Demóstenes, eu seu último ato, revela a farsa do ‘mensalão’


Por Gilberto de Souza - do Rio de Janeiro  


A guilhotina, durante a Revolução Francesa, era extremamente nervosa. Milhares perderam a cabeça por questões minúsculas, se comparadas ao que se assiste hoje nos julgamentos do bicheiro Carlos Augusto Ramos, o Carlinhos Cachoeira, no Judiciário, e de seu cúmplice no Senado, Demóstenes Torres. Sem a menor desfaçatez, Demóstenes dá de ombros, desdenha dos brasileiros ao presumir como uma questão menor, com os valores que o levaram à cadeira dos réus perante o Conselho de Ética da Casa mais alta do Parlamento, o fato de um criminoso condenado pagar-lhe a conta do telefone, entre outras contas mais de que ainda não se têm notícia. Em um julgamento político, cada um dos “R$ 30 ou R$ 50″ que custaram cada mensalidade do rádio, usado para se comunicar com a gangue, transforma-se em milhões de bofetadas na face da Nação.

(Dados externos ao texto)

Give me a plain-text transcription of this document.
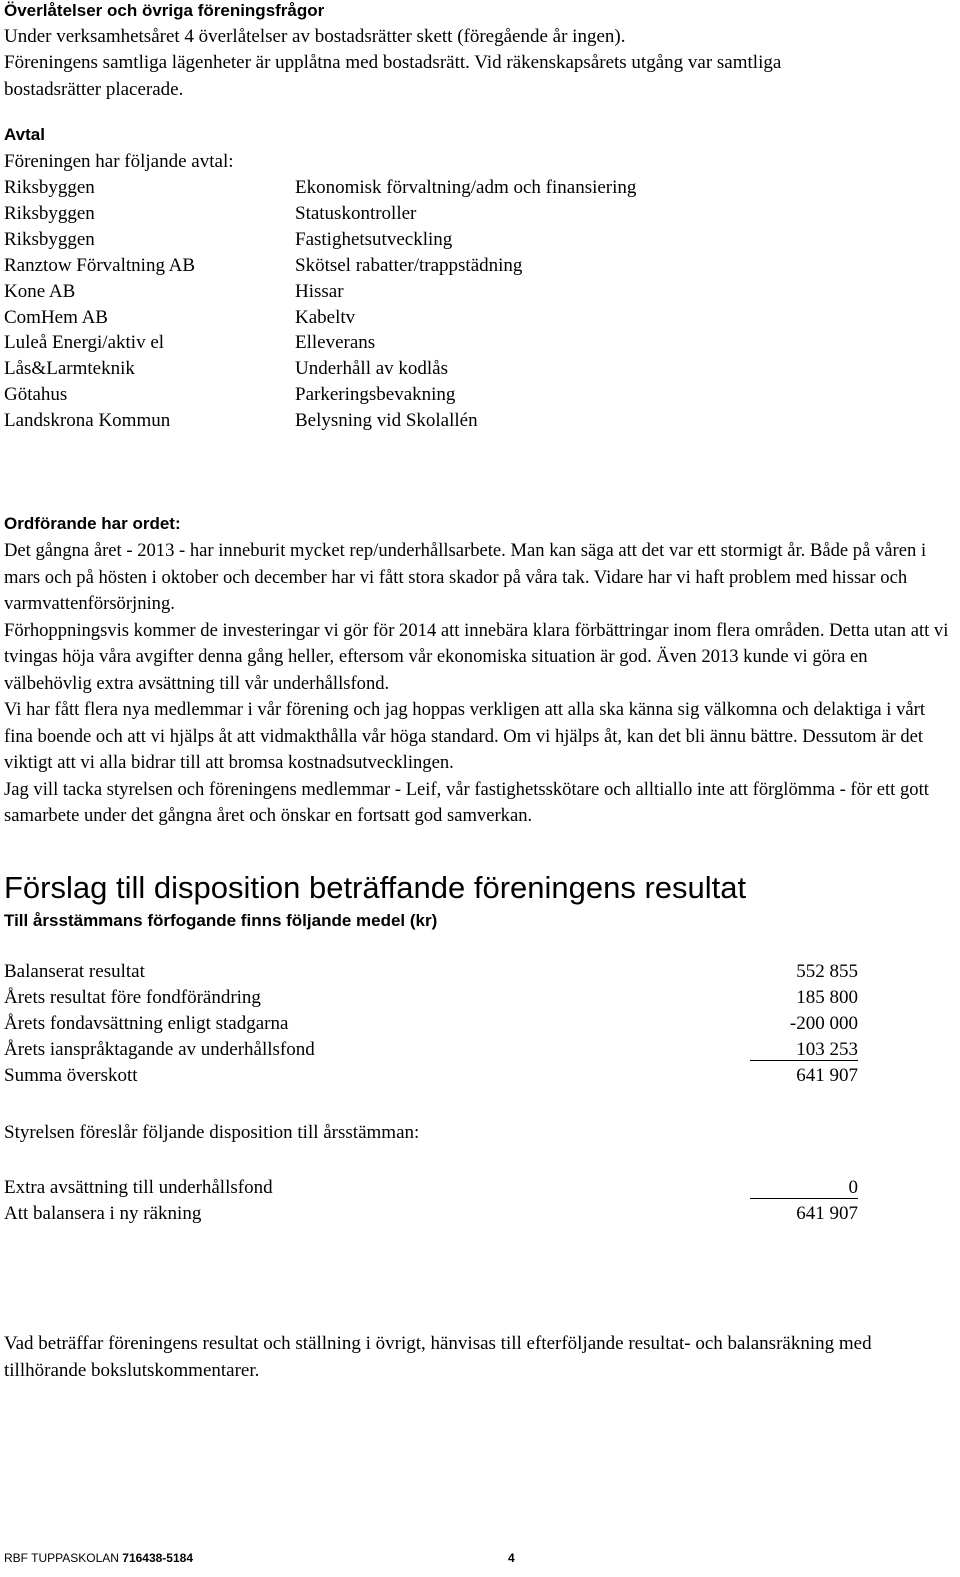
Överlåtelser och övriga föreningsfrågor
Under verksamhetsåret 4 överlåtelser av bostadsrätter skett (föregående år ingen).
Föreningens samtliga lägenheter är upplåtna med bostadsrätt. Vid räkenskapsårets utgång var samtliga
bostadsrätter placerade.
Avtal
Föreningen har följande avtal:
Riksbyggen	Ekonomisk förvaltning/adm och finansiering
Riksbyggen	Statuskontroller
Riksbyggen	Fastighetsutveckling
Ranztow Förvaltning AB	Skötsel rabatter/trappstädning
Kone AB	Hissar
ComHem AB	Kabeltv
Luleå Energi/aktiv el	Elleverans
Lås&Larmteknik	Underhåll av kodlås
Götahus	Parkeringsbevakning
Landskrona Kommun	Belysning vid Skolallén
Ordförande har ordet:

Det gångna året - 2013 - har inneburit mycket rep/underhållsarbete. Man kan säga att det var ett stormigt år. Både på våren i mars och på hösten i oktober och december har vi fått stora skador på våra tak. Vidare har vi haft problem med hissar och varmvattenförsörjning.

Förhoppningsvis kommer de investeringar vi gör för 2014 att innebära klara förbättringar inom flera områden. Detta utan att vi tvingas höja våra avgifter denna gång heller, eftersom vår ekonomiska situation är god. Även 2013 kunde vi göra en välbehövlig extra avsättning till vår underhållsfond.

Vi har fått flera nya medlemmar i vår förening och jag hoppas verkligen att alla ska känna sig välkomna och delaktiga i vårt fina boende och att vi hjälps åt att vidmakthålla vår höga standard. Om vi hjälps åt, kan det bli ännu bättre. Dessutom är det viktigt att vi alla bidrar till att bromsa kostnadsutvecklingen.

Jag vill tacka styrelsen och föreningens medlemmar - Leif, vår fastighetsskötare och alltiallo inte att förglömma - för ett gott samarbete under det gångna året och önskar en fortsatt god samverkan.

Förslag till disposition beträffande föreningens resultat
Till årsstämmans förfogande finns följande medel (kr)
Balanserat resultat	552 855
Årets resultat före fondförändring	185 800
Årets fondavsättning enligt stadgarna	-200 000
Årets ianspråktagande av underhållsfond	103 253
Summa överskott	641 907
Styrelsen föreslår följande disposition till årsstämman:
Extra avsättning till underhållsfond	0
Att balansera i ny räkning	641 907
Vad beträffar föreningens resultat och ställning i övrigt, hänvisas till efterföljande resultat- och balansräkning med
tillhörande bokslutskommentarer.
RBF TUPPASKOLAN 716438-5184	4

Fato é que a Polícia Federal chegou ao ninho das vespas e o país, cada eleitor, cada brasileiro, resolveu correr o risco e terminar com a infestação. Não importa se há zangões no Supremo Tribunal Federal (STF), governadores corruptos em Estados da Federação, empresários endinheirados à custa dos cofres públicos e jornais, revistas e jornalistas preparados pela organização criminosa para vender o caos em troca de um novo golpe contra o governo eleito. Esta parcela, a ínfima parte da população representada por cada um dos envolvidos na fabricação de uma cortina de fumaça para os olhos do Brasil, à qual integram os mesmos algozes da democracia durante os Anos de Chumbo, está hoje nas páginas dos inquéritos em andamento, nas escutas telefônicas realizadas com a autorização da Justiça, nos autos dos processos que seguem adiante, no tortuoso rito das cortes penais.

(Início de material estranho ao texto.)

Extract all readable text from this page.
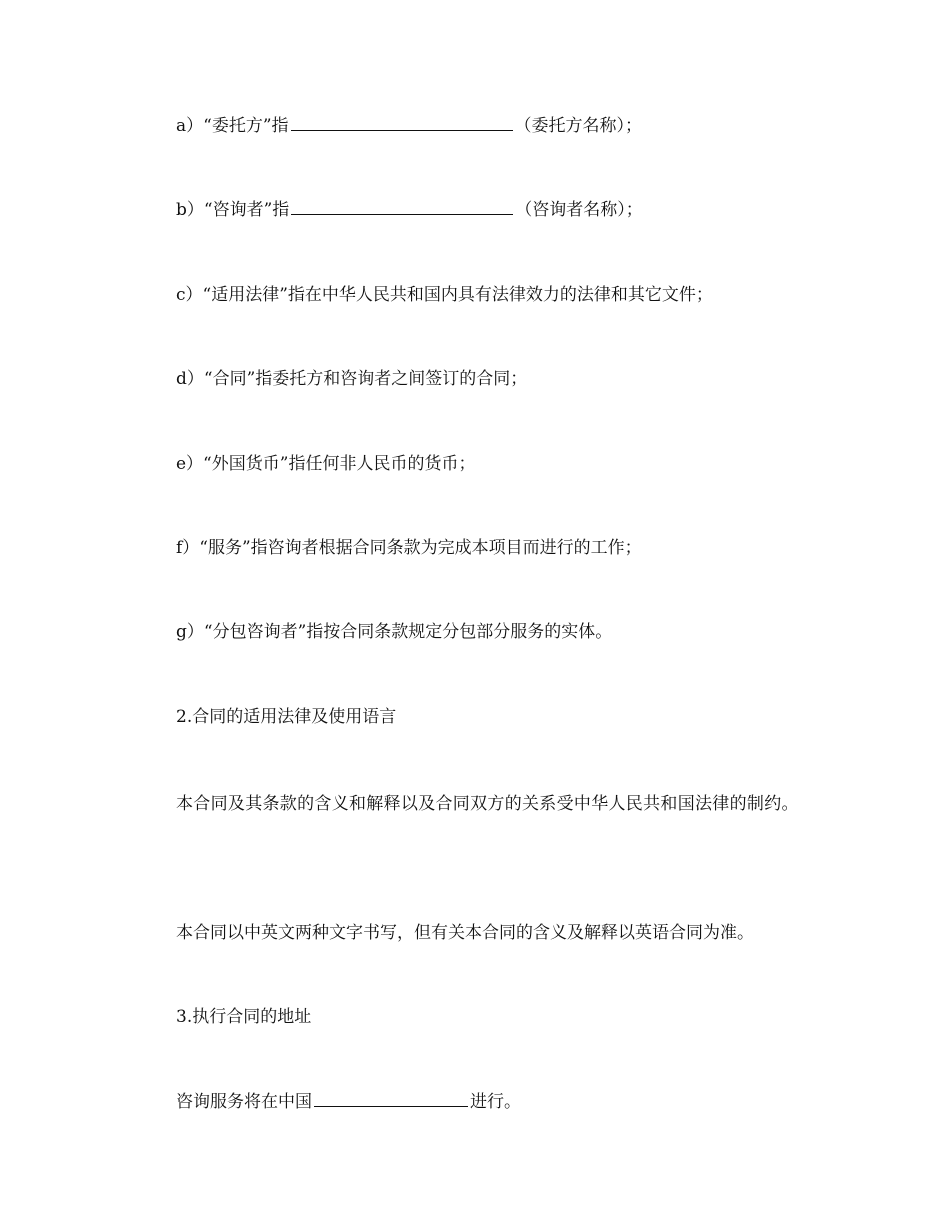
a）“委托方”指	（委托方名称）；
b）“咨询者”指	（咨询者名称）；
c）“适用法律”指在中华人民共和国内具有法律效力的法律和其它文件；
d）“合同”指委托方和咨询者之间签订的合同；
e）“外国货币”指任何非人民币的货币；
f）“服务”指咨询者根据合同条款为完成本项目而进行的工作；
g）“分包咨询者”指按合同条款规定分包部分服务的实体。
2.合同的适用法律及使用语言
本合同及其条款的含义和解释以及合同双方的关系受中华人民共和国法律的制约。
本合同以中英文两种文字书写，但有关本合同的含义及解释以英语合同为准。
3.执行合同的地址
咨询服务将在中国	进行。
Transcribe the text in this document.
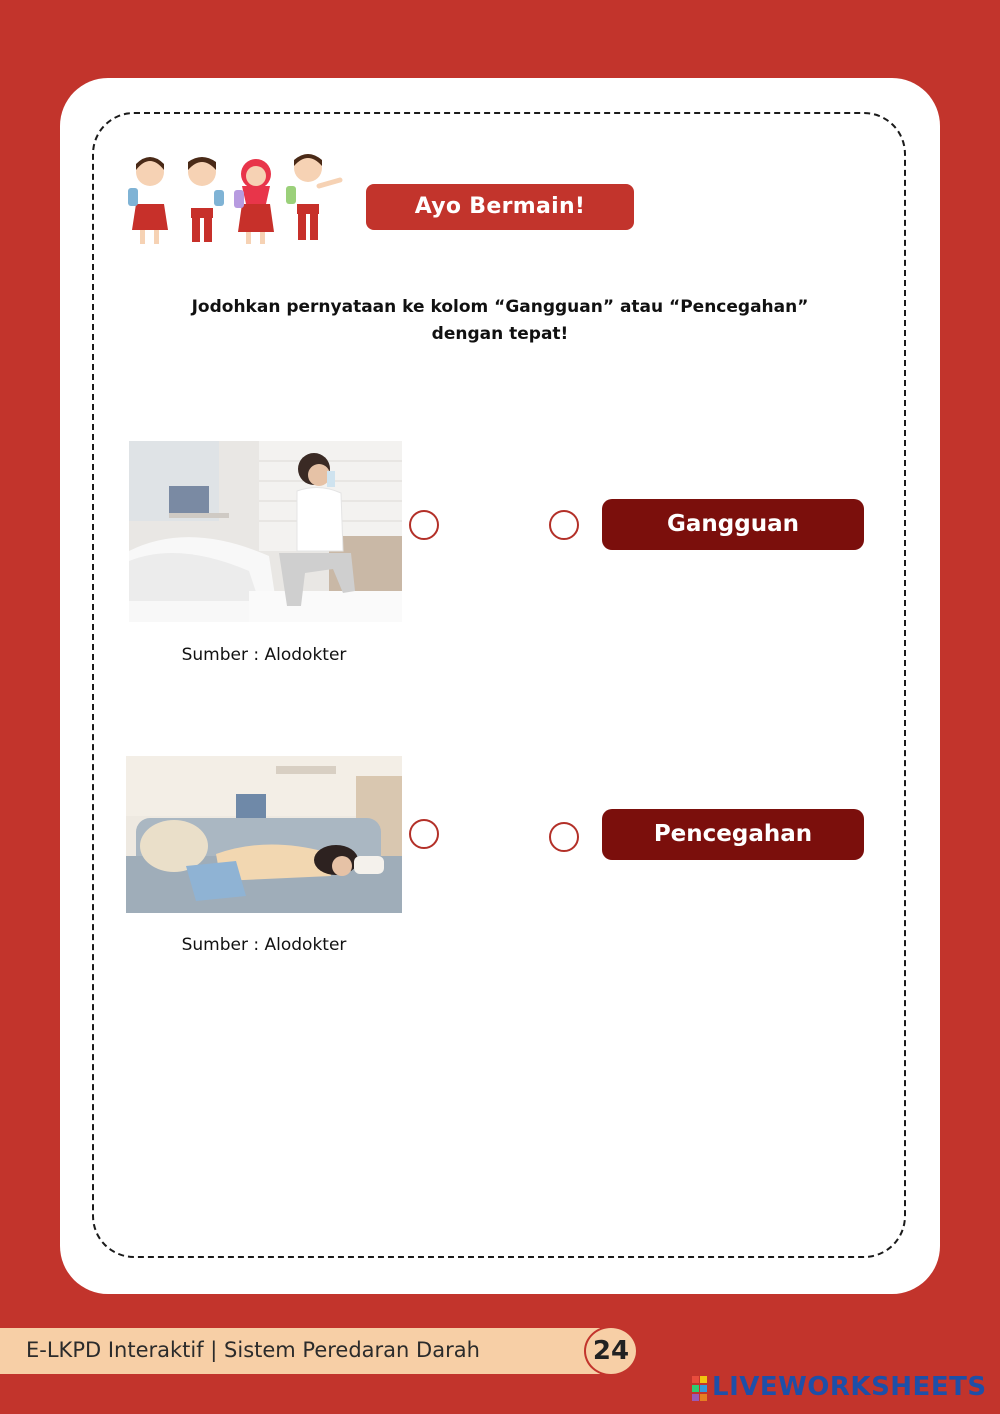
Ayo Bermain!
Jodohkan pernyataan ke kolom “Gangguan” atau “Pencegahan”
dengan tepat!
Sumber : Alodokter
Sumber : Alodokter
Gangguan
Pencegahan
E-LKPD Interaktif | Sistem Peredaran Darah	24
LIVEWORKSHEETS
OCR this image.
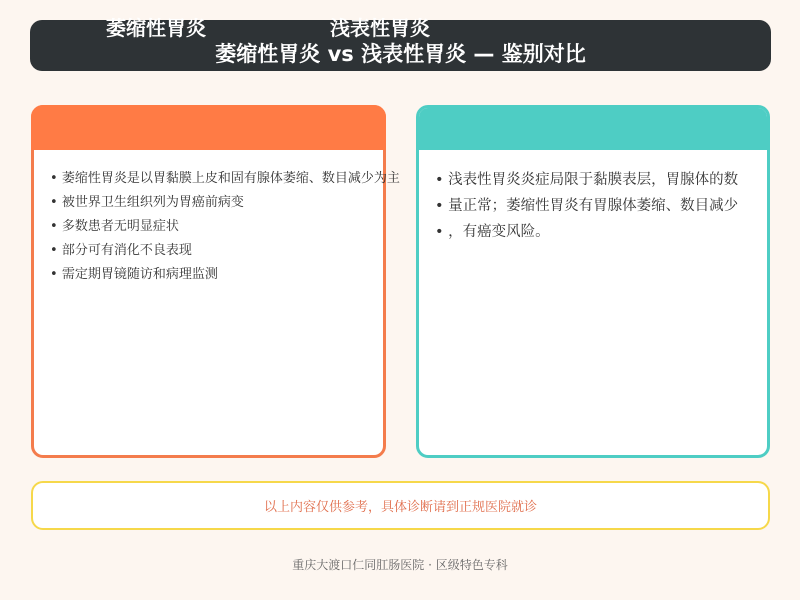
萎缩性胃炎 vs 浅表性胃炎 — 鉴别对比
• 萎缩性胃炎是以胃黏膜上皮和固有腺体萎缩、数目减少为主
• 被世界卫生组织列为胃癌前病变
• 多数患者无明显症状
• 部分可有消化不良表现
• 需定期胃镜随访和病理监测
• 浅表性胃炎炎症局限于黏膜表层，胃腺体的数
• 量正常；萎缩性胃炎有胃腺体萎缩、数目减少
• ，有癌变风险。
萎缩性胃炎	浅表性胃炎
以上内容仅供参考，具体诊断请到正规医院就诊
重庆大渡口仁同肛肠医院 · 区级特色专科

Ministros, parlamentares e alguns governadores, aninhados na certeza da impunibilidade, aplicaram golpes milionários sim, mas a aparência de normalidade que buscam passar por atos torpes, de menor importância para verdadeiros atentados criminosos, o semblante de coitado, carola recém-devoto, insone fariseu no pântano da maledicência, esta atitude mereceria, por si mesma, levar quem a adota ao caminho que Luís XV percorreu tempos atrás, embora este o tenha feito com a altivez que falta às personagens da ópera bufa ora em serviço. Se lhes respeitaria muito mais a coragem, caso empunhassem a bandeira da insolência e do escárnio com que trocavam mensagens, cifradas no pueril código dos ladrões, com os risos escancarados nos telefonemas de parabéns por mais um assalto bem sucedido ao Erário, na sebenta troca de amabilidades entre os ímpios, após arrastar os nomes de seus inimigos na lama do esgoto que corre pelas páginas dos meios de comunicação de que são sócios. Assim, teriam o direito a uma despedida honrosa, ao invés da lenta dissecação, em vida, pela qual passarão até o último de seus dias.

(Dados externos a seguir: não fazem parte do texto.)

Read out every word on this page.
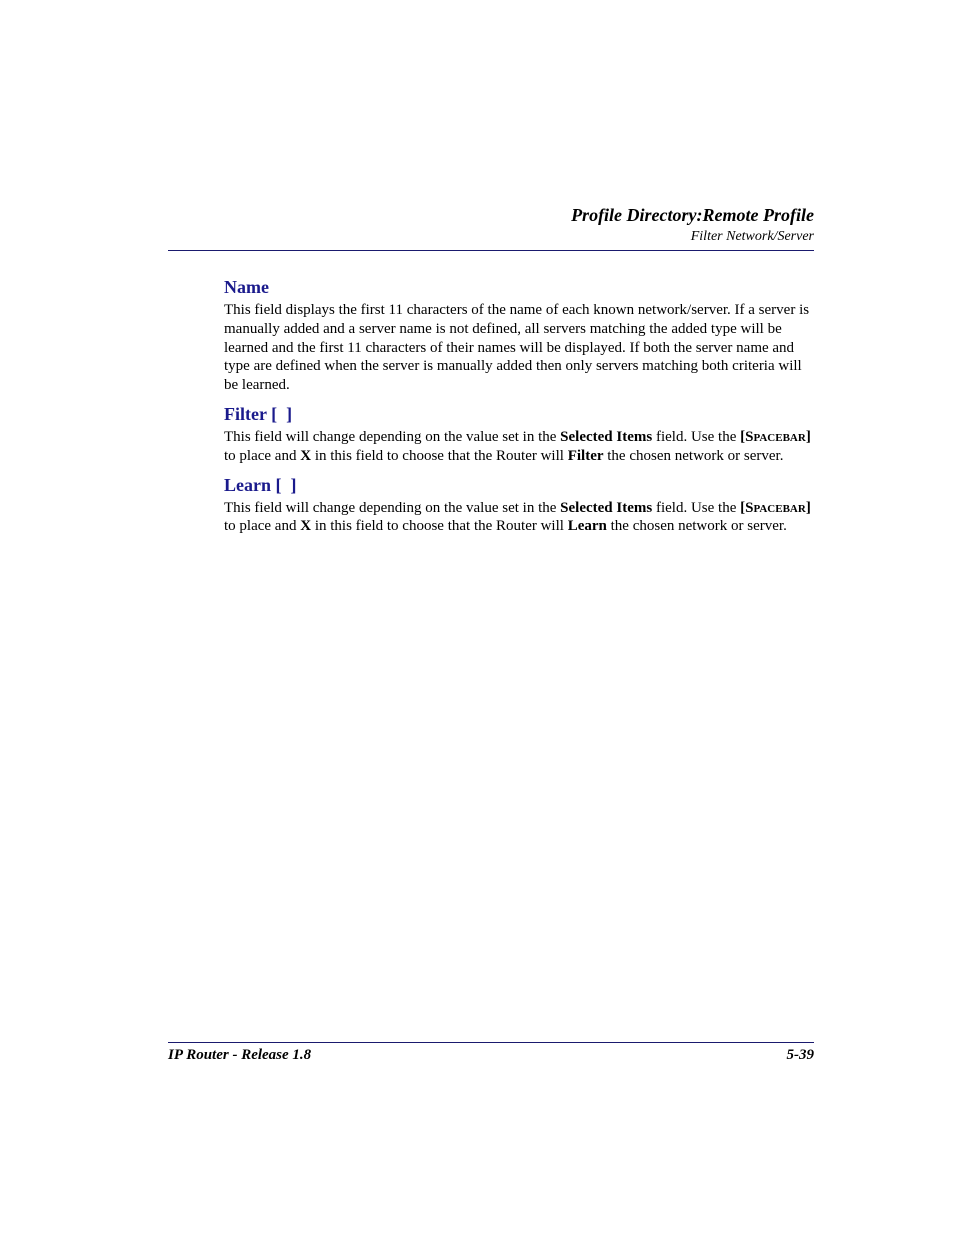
Profile Directory:Remote Profile
Filter Network/Server
Name

This field displays the first 11 characters of the name of each known network/server. If a server is manually added and a server name is not defined, all servers matching the added type will be learned and the first 11 characters of their names will be displayed. If both the server name and type are defined when the server is manually added then only servers matching both criteria will be learned.

Filter [  ]

This field will change depending on the value set in the Selected Items field. Use the [Spacebar] to place and X in this field to choose that the Router will Filter the chosen network or server.

Learn [  ]

This field will change depending on the value set in the Selected Items field. Use the [Spacebar] to place and X in this field to choose that the Router will Learn the chosen network or server.

IP Router - Release 1.8	5-39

Vem o ainda senador Torres cotejar o sofrimento da família dele ao seu próprio, diante dos pares, como se isso fosse argumento, desculpas para a sordidez com que enganou, mentiu e, em segredo de polichinelo, urdiu contra o país e a ordem democrática, em seu proveito próprio e de seus cúmplices. Agora, quando não conta mais com o escudo da moralidade e a armadura dos bons costumes, dos quais se autodeclarava prócer e campeão, despido de qualquer autoridade moral, preferiu o ato contrito à ferocidade com a qual detratou todos aqueles que ousaram se insurgir contra o império que, por décadas, manteve ajoelhadas as instituições nacionais. Parece mais claro, neste momento, descerrado o pano em seu último ato, o enredo da peça infame que deu origem ao processo ora em curso no STF. Esclarecem-se, diante desta pífia audiência do canastrão, as reais intenções daqueles que desenharam a cena habitada por corruptores maquiavélicos, prestes a transformar o Brasil na República dos iníquos. Tatuaram as próprias intenções na pele de seus detratores e, com ajuda profissional de bandidos travestidos em jornalistas, popularizaram em folhetins, com o título de ‘Mensalão’, as caricaturas dos homens públicos que o país elegeu, exatamente para extirpar todos eles, a casta que aqui governava desde o golpe de 64.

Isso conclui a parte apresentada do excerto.